Auch nach ihrer Entlassung traf sie sich weiterhin mit zwei anderen Zeugen Jehovas abwechselnd in den Privatwohnungen in Winterhude. Sie verteilten Broschüren und Flugblätter der Zeugen Jehovas in Briefkästen. Die Gestapo reagierte auf diese koordinierte Protestaktion mit einer Verhaftungswelle. Am 27. Oktober 1937 wurde Margarethe Baalhorn wieder verhaftet und entsprechend einer Gestapo-Richtlinie ins KZ Fuhlsbüttel eingeliefert, wo sie bis zum 3. Februar 1938 in „Schutzhaft“ gehalten wurde. Anschließend wurde sie in Untersuchungshaft überführt. Das Urteil des Hanseatischen Sondergerichts vom 23. April 1938 gegen sie fiel trotz ihrer untergeordneten Stellung in der Hierarchie relativ hart aus, da sie sich unbeugsam zeigte. Das Gericht argumentierte in seinem Urteilsspruch: „Die Angeklagte Frau Baalhorn ist außerordentlich fanatisch und deshalb besonders gefährlich. Sie hat nach ihren Erklärungen in der Hauptverhandlung nicht den Willen, sich in Zukunft an die staatlichen Anordnungen zu halten, sondern will sich auch weiter als Zeugin Jehovas betätigen. Das Sondergericht hat dies als einen Straferschwerungsgrund angesehen. Während die meisten Angeklagten einsehen, daß ihr Kampf gegen den nationalsozialistischen Staat sinnlos ist, und – wenn auch nicht aus Überzeugung – so doch aus verstandesgemäßer Überlegung heraus diesen aussichtslosen Kampf aufgeben wollen, ist Frau Baalhorn so fanatisch und unbelehrbar, daß sie den Kampf für ihre Irrlehre fortführen will. Das Sondergericht hat aus diesem Grunde die Ansatzstrafe von 1 Jahr 3 Monaten Gefängnis zur Erreichung des Strafzwecks nicht für ausreichend erachtet, sondern eine Strafe von 1 Jahr 6 Monaten Gefängnis für erforderlich gehalten.“ Ein geheimer Gestapo-Erlass vom 22. April 1937 ermächtigte die Staatspolizeistellen zudem, Zeugen Jehovas auch nach Verbüßung ihrer Strafe „unverzüglich in Schutzhaft zu nehmen“. Im Gefängnis soll sich Margarethe Baalhorn, nach Aussagen ihres jüngeren Sohnes, von ihrem Glauben losgesagt haben.
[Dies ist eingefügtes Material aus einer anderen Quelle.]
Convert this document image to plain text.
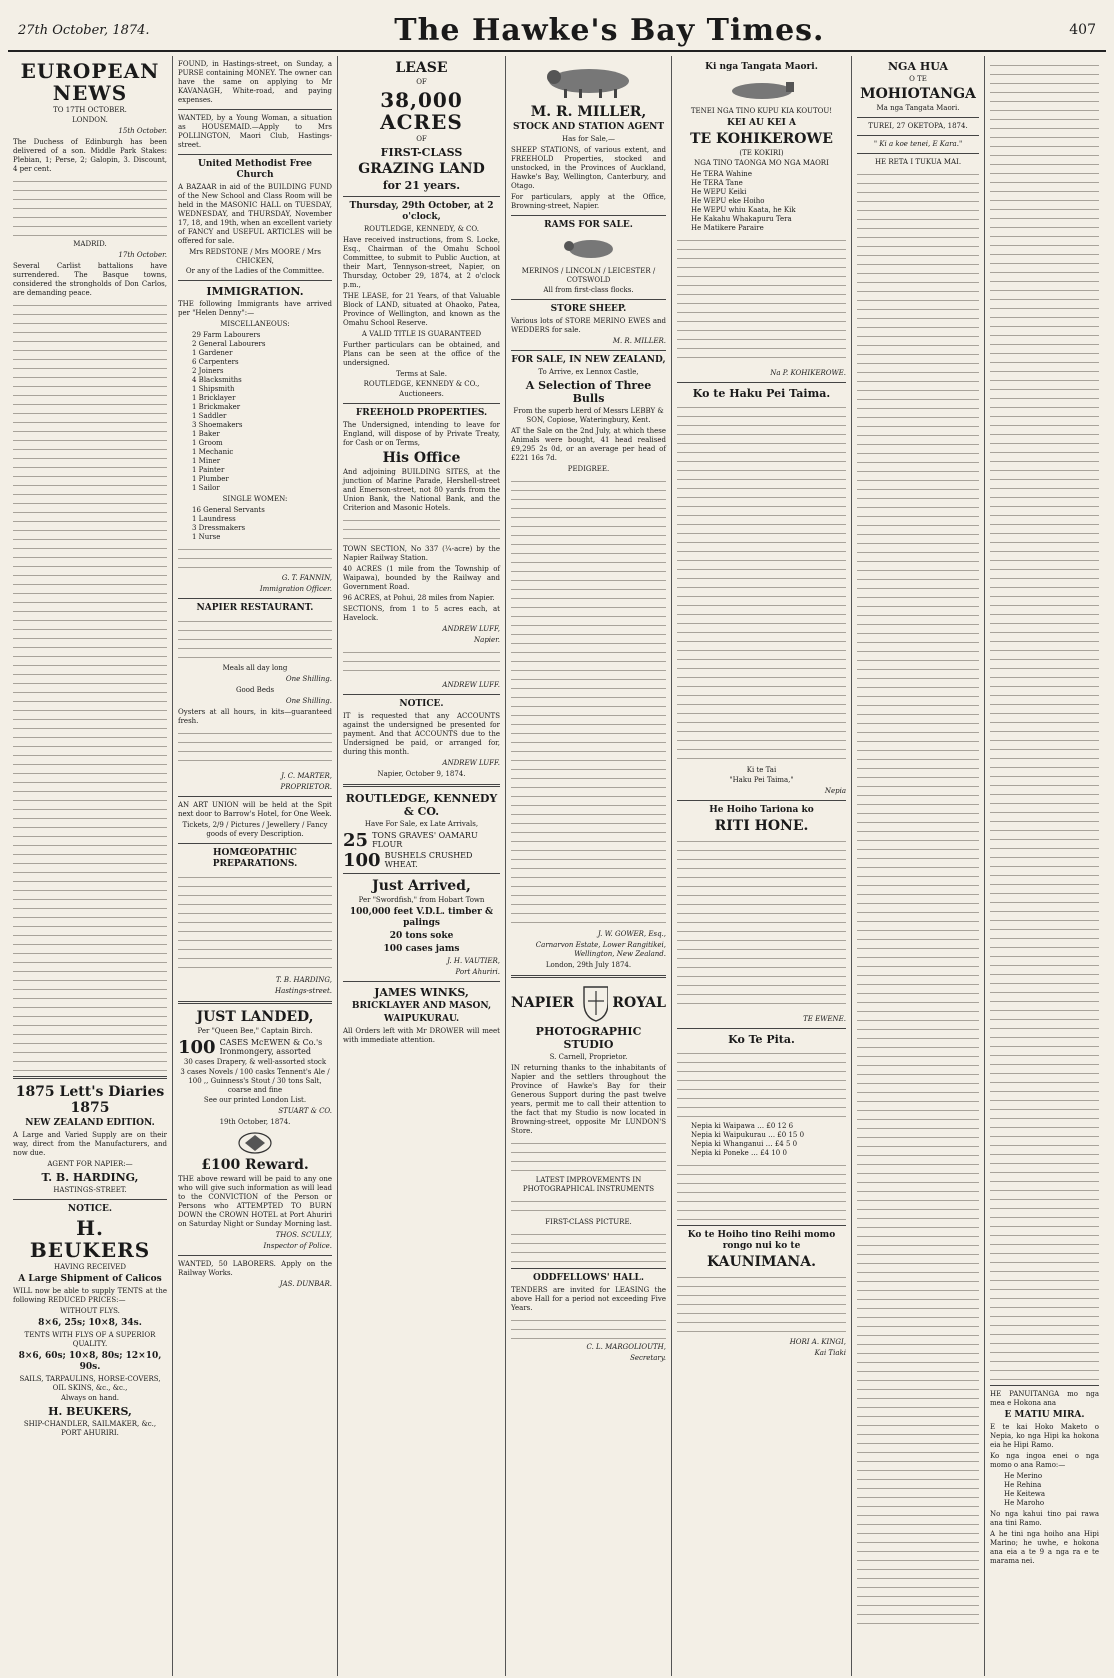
27th October, 1874.	The Hawke's Bay Times.	407
EUROPEAN NEWS
TO 17TH OCTOBER.
LONDON.
15th October.
The Duchess of Edinburgh has been delivered of a son. Middle Park Stakes: Plebian, 1; Perse, 2; Galopin, 3. Discount, 4 per cent.
MADRID.
17th October.
Several Carlist battalions have surrendered. The Basque towns, considered the strongholds of Don Carlos, are demanding peace.
1875 Lett's Diaries 1875
NEW ZEALAND EDITION.
A Large and Varied Supply are on their way, direct from the Manufacturers, and now due.
AGENT FOR NAPIER:—
T. B. HARDING,
HASTINGS-STREET.
NOTICE.
H. BEUKERS
HAVING RECEIVED
A Large Shipment of Calicos
WILL now be able to supply TENTS at the following REDUCED PRICES:—
WITHOUT FLYS.
8×6, 25s; 10×8, 34s.
TENTS WITH FLYS OF A SUPERIOR QUALITY.
8×6, 60s; 10×8, 80s; 12×10, 90s.
SAILS, TARPAULINS, HORSE-COVERS, OIL SKINS, &c., &c.,
Always on hand.
H. BEUKERS,
SHIP-CHANDLER, SAILMAKER, &c., PORT AHURIRI.
FOUND, in Hastings-street, on Sunday, a PURSE containing MONEY. The owner can have the same on applying to Mr KAVANAGH, White-road, and paying expenses.
WANTED, by a Young Woman, a situation as HOUSEMAID.—Apply to Mrs POLLINGTON, Maori Club, Hastings-street.
United Methodist Free Church
A BAZAAR in aid of the BUILDING FUND of the New School and Class Room will be held in the MASONIC HALL on TUESDAY, WEDNESDAY, and THURSDAY, November 17, 18, and 19th, when an excellent variety of FANCY and USEFUL ARTICLES will be offered for sale.
Mrs REDSTONE / Mrs MOORE / Mrs CHICKEN,
Or any of the Ladies of the Committee.
IMMIGRATION.
THE following Immigrants have arrived per "Helen Denny":—
MISCELLANEOUS:
29 Farm Labourers
2 General Labourers
1 Gardener
6 Carpenters
2 Joiners
4 Blacksmiths
1 Shipsmith
1 Bricklayer
1 Brickmaker
1 Saddler
3 Shoemakers
1 Baker
1 Groom
1 Mechanic
1 Miner
1 Painter
1 Plumber
1 Sailor
SINGLE WOMEN:
16 General Servants
1 Laundress
3 Dressmakers
1 Nurse
G. T. FANNIN,
Immigration Officer.
NAPIER RESTAURANT.
Meals all day long
One Shilling.
Good Beds
One Shilling.
Oysters at all hours, in kits—guaranteed fresh.
J. C. MARTER,
PROPRIETOR.
AN ART UNION will be held at the Spit next door to Barrow's Hotel, for One Week.
Tickets, 2/9 / Pictures / Jewellery / Fancy goods of every Description.
HOMŒOPATHIC PREPARATIONS.
T. B. HARDING,
Hastings-street.
JUST LANDED,
Per "Queen Bee," Captain Birch.
100 CASES McEWEN & Co.'s Ironmongery, assorted
30 cases Drapery, & well-assorted stock
3 cases Novels / 100 casks Tennent's Ale / 100 ,, Guinness's Stout / 30 tons Salt, coarse and fine
See our printed London List.
STUART & CO.
19th October, 1874.
£100 Reward.
THE above reward will be paid to any one who will give such information as will lead to the CONVICTION of the Person or Persons who ATTEMPTED TO BURN DOWN the CROWN HOTEL at Port Ahuriri on Saturday Night or Sunday Morning last.
THOS. SCULLY,
Inspector of Police.
WANTED, 50 LABORERS. Apply on the Railway Works.
JAS. DUNBAR.
LEASE
OF
38,000 ACRES
OF
FIRST-CLASS
GRAZING LAND
for 21 years.
Thursday, 29th October, at 2 o'clock,
ROUTLEDGE, KENNEDY, & CO.
Have received instructions, from S. Locke, Esq., Chairman of the Omahu School Committee, to submit to Public Auction, at their Mart, Tennyson-street, Napier, on Thursday, October 29, 1874, at 2 o'clock p.m.,
THE LEASE, for 21 Years, of that Valuable Block of LAND, situated at Ohaoko, Patea, Province of Wellington, and known as the Omahu School Reserve.
A VALID TITLE IS GUARANTEED
Further particulars can be obtained, and Plans can be seen at the office of the undersigned.
Terms at Sale.
ROUTLEDGE, KENNEDY & CO.,
Auctioneers.
FREEHOLD PROPERTIES.
The Undersigned, intending to leave for England, will dispose of by Private Treaty, for Cash or on Terms,
His Office
And adjoining BUILDING SITES, at the junction of Marine Parade, Hershell-street and Emerson-street, not 80 yards from the Union Bank, the National Bank, and the Criterion and Masonic Hotels.
TOWN SECTION, No 337 (¼-acre) by the Napier Railway Station.
40 ACRES (1 mile from the Township of Waipawa), bounded by the Railway and Government Road.
96 ACRES, at Pohui, 28 miles from Napier.
SECTIONS, from 1 to 5 acres each, at Havelock.
ANDREW LUFF,
Napier.
ANDREW LUFF.
NOTICE.
IT is requested that any ACCOUNTS against the undersigned be presented for payment. And that ACCOUNTS due to the Undersigned be paid, or arranged for, during this month.
ANDREW LUFF.
Napier, October 9, 1874.
ROUTLEDGE, KENNEDY & CO.
Have For Sale, ex Late Arrivals,
25 TONS GRAVES' OAMARU FLOUR
100 BUSHELS CRUSHED WHEAT.
Just Arrived,
Per "Swordfish," from Hobart Town
100,000 feet V.D.L. timber & palings
20 tons soke
100 cases jams
J. H. VAUTIER,
Port Ahuriri.
JAMES WINKS,
BRICKLAYER AND MASON,
WAIPUKURAU.
All Orders left with Mr DROWER will meet with immediate attention.
M. R. MILLER,
STOCK AND STATION AGENT
Has for Sale,—
SHEEP STATIONS, of various extent, and FREEHOLD Properties, stocked and unstocked, in the Provinces of Auckland, Hawke's Bay, Wellington, Canterbury, and Otago.
For particulars, apply at the Office, Browning-street, Napier.
RAMS FOR SALE.
MERINOS / LINCOLN / LEICESTER / COTSWOLD
All from first-class flocks.
STORE SHEEP.
Various lots of STORE MERINO EWES and WEDDERS for sale.
M. R. MILLER.
FOR SALE, IN NEW ZEALAND,
To Arrive, ex Lennox Castle,
A Selection of Three Bulls
From the superb herd of Messrs LEBBY & SON, Copiose, Wateringbury, Kent.
AT the Sale on the 2nd July, at which these Animals were bought, 41 head realised £9,295 2s 0d, or an average per head of £221 16s 7d.
PEDIGREE.
J. W. GOWER, Esq.,
Carnarvon Estate, Lower Rangitikei, Wellington, New Zealand.
London, 29th July 1874.
NAPIER	ROYAL
PHOTOGRAPHIC STUDIO
S. Carnell, Proprietor.
IN returning thanks to the inhabitants of Napier and the settlers throughout the Province of Hawke's Bay for their Generous Support during the past twelve years, permit me to call their attention to the fact that my Studio is now located in Browning-street, opposite Mr LUNDON'S Store.
LATEST IMPROVEMENTS IN PHOTOGRAPHICAL INSTRUMENTS
FIRST-CLASS PICTURE.
ODDFELLOWS' HALL.
TENDERS are invited for LEASING the above Hall for a period not exceeding Five Years.
C. L. MARGOLIOUTH,
Secretary.
Ki nga Tangata Maori.
TENEI NGA TINO KUPU KIA KOUTOU!
KEI AU KEI A
TE KOHIKEROWE
(TE KOKIRI)
NGA TINO TAONGA MO NGA MAORI
He TERA Wahine
He TERA Tane
He WEPU Keiki
He WEPU eke Hoiho
He WEPU whiu Kaata, he Kik
He Kakahu Whakapuru Tera
He Matikere Paraire
Na P. KOHIKEROWE.
Ko te Haku Pei Taima.
Ki te Tai
"Haku Pei Taima,"
Nepia
He Hoiho Tariona ko
RITI HONE.
TE EWENE.
Ko Te Pita.
Nepia ki Waipawa … £0 12 6
Nepia ki Waipukurau … £0 15 0
Nepia ki Whanganui … £4 5 0
Nepia ki Poneke … £4 10 0
Ko te Hoiho tino Reihi momo rongo nui ko te
KAUNIMANA.
HORI A. KINGI,
Kai Tiaki
NGA HUA
O TE
MOHIOTANGA
Ma nga Tangata Maori.
TUREI, 27 OKETOPA, 1874.
" Ki a koe tenei, E Kara."
HE RETA I TUKUA MAI.
HE PANUITANGA mo nga mea e Hokona ana
E MATIU MIRA.
E te kai Hoko Maketo o Nepia, ko nga Hipi ka hokona eia he Hipi Ramo.
Ko nga ingoa enei o nga momo o ana Ramo:—
He Merino
He Rehina
He Keitewa
He Maroho
No nga kahui tino pai rawa ana tini Ramo.
A he tini nga hoiho ana Hipi Marino; he uwhe, e hokona ana eia a te 9 a nga ra e te marama nei.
Der jüngere Sohn wurde zu einem Onkel in Pflege gegeben und besuchte weiterhin die Schule Forsmannstraße. Am 28. April 1939 wurde Margarethe Baalhorn aus dem Gefängnis Fuhlsbüttel entlassen. Der ältere Sohn erhielt den Einberufungsbescheid und musste nach Ableistung seiner Wehrpflicht 1939 gleich bei der Wehrmacht bleiben, um von Beginn an am Krieg teilzunehmen.
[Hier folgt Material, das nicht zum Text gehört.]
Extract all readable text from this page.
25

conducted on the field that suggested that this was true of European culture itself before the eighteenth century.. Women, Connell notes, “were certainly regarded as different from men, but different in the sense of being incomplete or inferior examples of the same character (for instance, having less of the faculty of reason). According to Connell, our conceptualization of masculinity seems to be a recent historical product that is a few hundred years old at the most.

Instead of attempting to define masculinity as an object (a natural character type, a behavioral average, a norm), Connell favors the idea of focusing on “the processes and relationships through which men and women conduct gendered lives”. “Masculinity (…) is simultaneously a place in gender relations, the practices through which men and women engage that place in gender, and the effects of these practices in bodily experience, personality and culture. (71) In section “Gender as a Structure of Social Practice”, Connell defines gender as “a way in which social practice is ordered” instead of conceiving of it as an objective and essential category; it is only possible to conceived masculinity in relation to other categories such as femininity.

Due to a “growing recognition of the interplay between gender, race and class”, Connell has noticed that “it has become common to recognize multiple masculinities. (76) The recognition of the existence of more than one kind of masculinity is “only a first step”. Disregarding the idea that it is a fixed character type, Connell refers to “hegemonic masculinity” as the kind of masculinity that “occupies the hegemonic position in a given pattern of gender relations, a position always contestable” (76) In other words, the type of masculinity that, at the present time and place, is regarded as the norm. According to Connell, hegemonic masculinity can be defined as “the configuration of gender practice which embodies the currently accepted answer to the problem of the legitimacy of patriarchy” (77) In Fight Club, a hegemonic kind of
Nach den ersten Bombardierungen Hamburgs im Sommer 1943 flüchtete Margarethe Baalhorn zusammen mit ihrem jüngeren Sohn Werner zu ihren Eltern nach Lüneburg. Der Ehemann blieb in Hamburg, wo er zum Luftschutz verpflichtet war und konnte seine Familie nur am Wochenende besuchen. Der Sohn brachte mit dem Fahrrad noch einige Kleidungsstücke und Koffer von Hamburg nach Lüneburg. Wenige Tage später wurde das Haus Forsmannstraße 7 schwer getroffen und brannte aus. Auch der jüngere Sohn wurde im Sommer 1944, nach Beendigung seiner sechsmonatigen Arbeitsdienstpflicht, als Siebzehnjähriger zur Wehrmacht eingezogen. Nach Kriegsende befand er sich längere Zeit in französischer Kriegsgefangenschaft – seine Mutter sah er nie wieder.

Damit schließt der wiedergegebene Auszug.